My feedback is on the fact that you seem focused on a specific set of technical skills as the way to get a job. I have two responses:
Response #1 - There is a huge diversity of skills throughout the tech world, and the ones that are in demand can vary by your location.
So what can you do? The only way to know your local job market is to interact with other developers personally. It’s a great start to ask questions on a forum, but the best thing to do is to ask these same questions to hundreds of other developers at local meetups (and conferences, and online too). And the very best time for you to start doing so is now, at the start of this year of learning, before you are actively (and perhaps desperately) looking for a job.
The answers you get to your questions should shape the course of your technical learning over the year as well. There are some cities that still have a huge demand for Java, or for .NET, and if you’re in one of those cities, you should probably change your focus from something like NodeJS or Python.
The answers to your questions should challenge all of your assumptions. If you asked me for advice at a meetup and told me you want to be a back-end developer, I would tell you that in my experience, there are fewer and fewer pure back-end roles on the market. My team recently hired someone for the back end, but the job was called Full Stack Developer (back end focus) because we needed someone who could work on the front end if needed. Of course, I’m just one person, and I haven’t studied the broader job market, and I don’t know if things are different in your area. That’s why you should talk to hundreds if not thousands of developers in your job market over the next year.
Response #2 - Pure technical skill is unlikely to get you your first job.
A lot of developers (myself included) start out with an assumption that pure technical skills will qualify you for a job, and thus the way to separate yourself from the competition is to hole up on a bedroom, basement, or maybe a series of coffee shops, and achieve technical superiority by out-working other people (and maybe Leet-coding your eyeball out too). Even if this does not lead to burn out, it often leads to social isolation, which is the opposite of what will actually help you on the job market.

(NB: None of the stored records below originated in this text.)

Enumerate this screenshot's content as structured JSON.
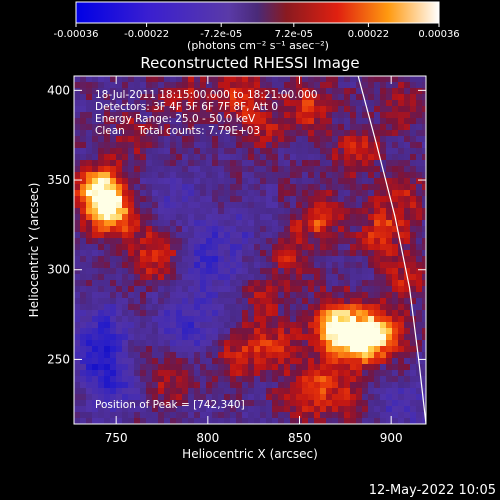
{
  "chart_data": {
    "type": "heatmap",
    "title": "Reconstructed RHESSI Image",
    "xlabel": "Heliocentric X (arcsec)",
    "ylabel": "Heliocentric Y (arcsec)",
    "xlim": [
      727,
      919
    ],
    "ylim": [
      214,
      408
    ],
    "x_ticks": [
      750,
      800,
      850,
      900
    ],
    "y_ticks": [
      250,
      300,
      350,
      400
    ],
    "x_tick_labels": [
      "750",
      "800",
      "850",
      "900"
    ],
    "y_tick_labels": [
      "250",
      "300",
      "350",
      "400"
    ],
    "colorbar": {
      "range": [
        -0.00036,
        0.00036
      ],
      "ticks": [
        -0.00036,
        -0.00022,
        -7.2e-05,
        7.2e-05,
        0.00022,
        0.00036
      ],
      "tick_labels": [
        "-0.00036",
        "-0.00022",
        "-7.2e-05",
        "7.2e-05",
        "0.00022",
        "0.00036"
      ],
      "unit_label": "(photons cm⁻² s⁻¹ asec⁻²)"
    },
    "annotations": [
      "18-Jul-2011 18:15:00.000 to 18:21:00.000",
      "Detectors: 3F 4F 5F 6F 7F 8F, Att 0",
      "Energy Range: 25.0 - 50.0 keV",
      "Clean    Total counts: 7.79E+03"
    ],
    "peak_label": "Position of Peak = [742,340]",
    "peak_position": [
      742,
      340
    ],
    "hot_regions": [
      {
        "x": 742,
        "y": 345,
        "level": 1.0
      },
      {
        "x": 748,
        "y": 330,
        "level": 0.75
      },
      {
        "x": 772,
        "y": 308,
        "level": 0.55
      },
      {
        "x": 758,
        "y": 248,
        "level": 0.5
      },
      {
        "x": 780,
        "y": 238,
        "level": 0.35
      },
      {
        "x": 815,
        "y": 398,
        "level": 0.45
      },
      {
        "x": 830,
        "y": 380,
        "level": 0.35
      },
      {
        "x": 855,
        "y": 390,
        "level": 0.45
      },
      {
        "x": 880,
        "y": 365,
        "level": 0.4
      },
      {
        "x": 862,
        "y": 330,
        "level": 0.5
      },
      {
        "x": 895,
        "y": 320,
        "level": 0.45
      },
      {
        "x": 905,
        "y": 340,
        "level": 0.35
      },
      {
        "x": 870,
        "y": 270,
        "level": 0.85
      },
      {
        "x": 893,
        "y": 265,
        "level": 0.9
      },
      {
        "x": 880,
        "y": 258,
        "level": 0.75
      },
      {
        "x": 860,
        "y": 240,
        "level": 0.4
      },
      {
        "x": 875,
        "y": 228,
        "level": 0.35
      },
      {
        "x": 815,
        "y": 252,
        "level": 0.4
      },
      {
        "x": 835,
        "y": 258,
        "level": 0.4
      },
      {
        "x": 830,
        "y": 285,
        "level": 0.3
      },
      {
        "x": 845,
        "y": 310,
        "level": 0.35
      },
      {
        "x": 808,
        "y": 335,
        "level": 0.25
      },
      {
        "x": 760,
        "y": 375,
        "level": 0.3
      },
      {
        "x": 790,
        "y": 395,
        "level": 0.3
      },
      {
        "x": 850,
        "y": 225,
        "level": 0.3
      },
      {
        "x": 905,
        "y": 390,
        "level": 0.3
      },
      {
        "x": 910,
        "y": 295,
        "level": 0.4
      }
    ],
    "cold_regions": [
      {
        "x": 750,
        "y": 242,
        "level": 1.0
      },
      {
        "x": 742,
        "y": 262,
        "level": 0.75
      },
      {
        "x": 790,
        "y": 268,
        "level": 0.6
      },
      {
        "x": 800,
        "y": 300,
        "level": 0.55
      },
      {
        "x": 812,
        "y": 325,
        "level": 0.5
      },
      {
        "x": 785,
        "y": 340,
        "level": 0.4
      },
      {
        "x": 905,
        "y": 225,
        "level": 0.4
      }
    ],
    "limb_curve": [
      [
        882,
        408
      ],
      [
        892,
        370
      ],
      [
        902,
        330
      ],
      [
        910,
        290
      ],
      [
        915,
        250
      ],
      [
        919,
        214
      ]
    ],
    "colors": {
      "background": "#000000",
      "text": "#ffffff",
      "neutral": "#4a2a8a",
      "limb": "#ffffff"
    }
  },
  "footer": {
    "date": "12-May-2022 10:05"
  }
}
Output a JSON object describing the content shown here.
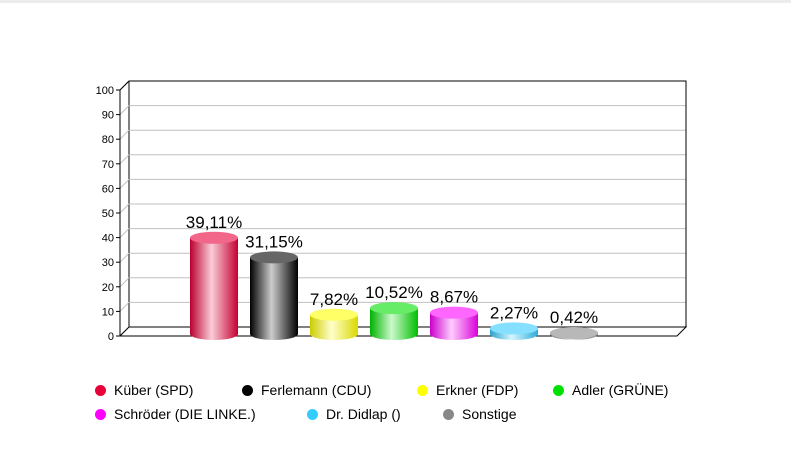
{
  "chart_data": {
    "type": "bar",
    "style": "3d-cylinder",
    "categories": [
      "Küber (SPD)",
      "Ferlemann (CDU)",
      "Erkner (FDP)",
      "Adler (GRÜNE)",
      "Schröder (DIE LINKE.)",
      "Dr. Didlap ()",
      "Sonstige"
    ],
    "values": [
      39.11,
      31.15,
      7.82,
      10.52,
      8.67,
      2.27,
      0.42
    ],
    "data_labels": [
      "39,11%",
      "31,15%",
      "7,82%",
      "10,52%",
      "8,67%",
      "2,27%",
      "0,42%"
    ],
    "colors": [
      "#e8003a",
      "#000000",
      "#ffff00",
      "#00e000",
      "#ff00ff",
      "#33ccff",
      "#888888"
    ],
    "ylim": [
      0,
      100
    ],
    "yticks": [
      "0",
      "10",
      "20",
      "30",
      "40",
      "50",
      "60",
      "70",
      "80",
      "90",
      "100"
    ],
    "grid": true,
    "legend_placement": "bottom",
    "title": "",
    "xlabel": "",
    "ylabel": ""
  }
}
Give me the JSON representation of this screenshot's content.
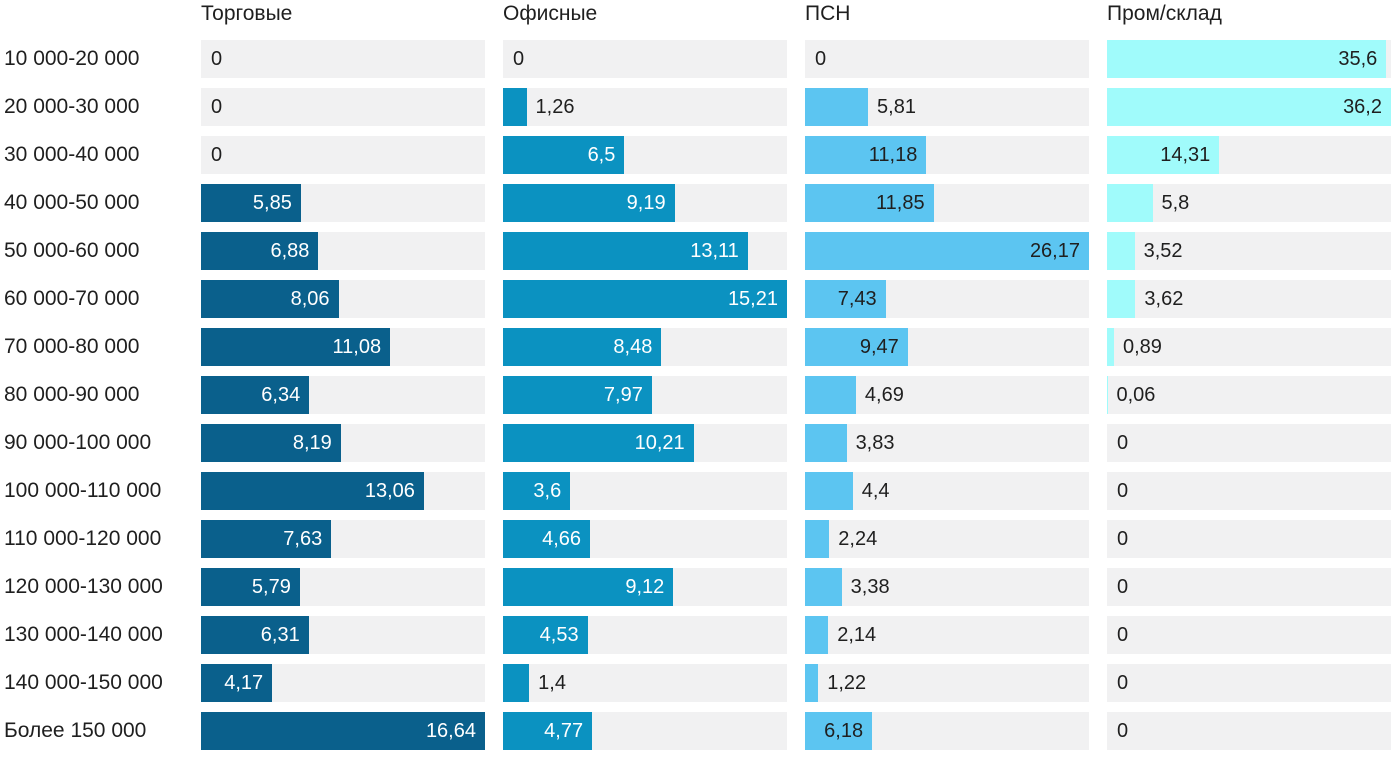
{
  "chart_data": {
    "type": "bar",
    "orientation": "horizontal",
    "grid": false,
    "legend_position": "column-headers",
    "track_color": "#f1f1f2",
    "text_color": "#1f1f1f",
    "decimal_separator": ",",
    "note": "each column scaled independently so its max value fills the track",
    "categories": [
      "10 000-20 000",
      "20 000-30 000",
      "30 000-40 000",
      "40 000-50 000",
      "50 000-60 000",
      "60 000-70 000",
      "70 000-80 000",
      "80 000-90 000",
      "90 000-100 000",
      "100 000-110 000",
      "110 000-120 000",
      "120 000-130 000",
      "130 000-140 000",
      "140 000-150 000",
      "Более 150 000"
    ],
    "series": [
      {
        "name": "Торговые",
        "color": "#0a608c",
        "label_inside_color": "#ffffff",
        "axis_max": 16.64,
        "values": [
          0,
          0,
          0,
          5.85,
          6.88,
          8.06,
          11.08,
          6.34,
          8.19,
          13.06,
          7.63,
          5.79,
          6.31,
          4.17,
          16.64
        ]
      },
      {
        "name": "Офисные",
        "color": "#0b92c1",
        "label_inside_color": "#ffffff",
        "axis_max": 15.21,
        "values": [
          0,
          1.26,
          6.5,
          9.19,
          13.11,
          15.21,
          8.48,
          7.97,
          10.21,
          3.6,
          4.66,
          9.12,
          4.53,
          1.4,
          4.77
        ]
      },
      {
        "name": "ПСН",
        "color": "#5cc5f1",
        "label_inside_color": "#1f1f1f",
        "axis_max": 26.17,
        "values": [
          0,
          5.81,
          11.18,
          11.85,
          26.17,
          7.43,
          9.47,
          4.69,
          3.83,
          4.4,
          2.24,
          3.38,
          2.14,
          1.22,
          6.18
        ]
      },
      {
        "name": "Пром/склад",
        "color": "#a0fbfb",
        "label_inside_color": "#1f1f1f",
        "axis_max": 36.2,
        "values": [
          35.6,
          36.2,
          14.31,
          5.8,
          3.52,
          3.62,
          0.89,
          0.06,
          0,
          0,
          0,
          0,
          0,
          0,
          0
        ]
      }
    ]
  }
}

What you really need on the job market is to know people who can recommend you personally. If you have spent a year meeting developers and discussing what you’re learning and making, those are the people who can recommend you to be considered for an interview. At this point, the interviewers may (or may not) look at the projects in your portfolio, and they may (or may not) give you a technical interview. On the strength of a personal recommendation from another developer, the interview may be just a behavioral interview to check if you are a good fit for the team.